Someone phones you this week, Scorpio. On the actual telephone. Not a text or an email but a real telephone call. What the hell? You’re so nonplussed by the weirdness of a person interrupting your day to talk that you ignore it. Nah, not really. You ignore it because you can’t move. That’s what three ounces each of Jagermeister, Goldschlager, Cuervo, and Bacardi 151 do to a person—even a Scorpio.

Sagittarius, nobody at home knows what you do at work, which is just how you like it. This week you solve all kinds of ridiculous problems, you ingratiate yourself with higher-ups, and you strike a perfect balance between strength and vulnerability, garnering both love and respect. And you pack away a 26er of Jameson Irish whiskey.

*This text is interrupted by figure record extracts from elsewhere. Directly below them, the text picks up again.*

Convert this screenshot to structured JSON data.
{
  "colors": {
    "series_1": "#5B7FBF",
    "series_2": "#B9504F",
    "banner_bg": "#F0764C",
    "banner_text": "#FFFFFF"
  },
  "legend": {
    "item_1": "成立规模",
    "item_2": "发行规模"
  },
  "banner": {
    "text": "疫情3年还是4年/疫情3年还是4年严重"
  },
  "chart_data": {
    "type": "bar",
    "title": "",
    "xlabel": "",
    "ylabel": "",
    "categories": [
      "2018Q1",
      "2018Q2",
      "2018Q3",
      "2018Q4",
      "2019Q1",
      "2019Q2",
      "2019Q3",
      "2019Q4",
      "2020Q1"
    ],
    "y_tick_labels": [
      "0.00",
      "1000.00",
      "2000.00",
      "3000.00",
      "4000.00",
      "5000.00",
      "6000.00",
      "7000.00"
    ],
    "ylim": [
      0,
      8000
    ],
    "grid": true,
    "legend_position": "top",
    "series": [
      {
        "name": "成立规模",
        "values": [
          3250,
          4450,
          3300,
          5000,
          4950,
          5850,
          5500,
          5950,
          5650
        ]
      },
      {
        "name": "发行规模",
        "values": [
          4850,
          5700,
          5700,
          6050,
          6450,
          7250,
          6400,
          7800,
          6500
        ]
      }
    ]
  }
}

New opportunities flash like lightning this week, Capricorn. The key is socializing—go out and hang with friends and acquaintances. Be open to new experiences. Say hi to everyone. Give money to hobos and bears loitering outside the liquor store. (While inside, buy Jack Daniel’s, Jim Beam, and Crown Royal—the stars say you’ve run out of these products.)

Aquarius, you’ll have another run-in with the law this week, so make some hasty travel plans. With the right attitude, you can spin this into a holiday somewhere hot. While abroad, you may receive worrying communiques—ignore them.  Quell your apprehension with liquor. You probably didn’t have time to take any anti-malarials, so you’ll need lots of crappy low-alcohol beer for hydration purposes.

Pisces, you have a hectic week ahead. You have a porn-compromised computer to cleanse of viruses and worms, plus some actual work associated with your job, plus some drinks to mix to make it all tolerable. I’m thinking vodka for you with some bitters and gingerale. Then maybe a nice romantic comedy.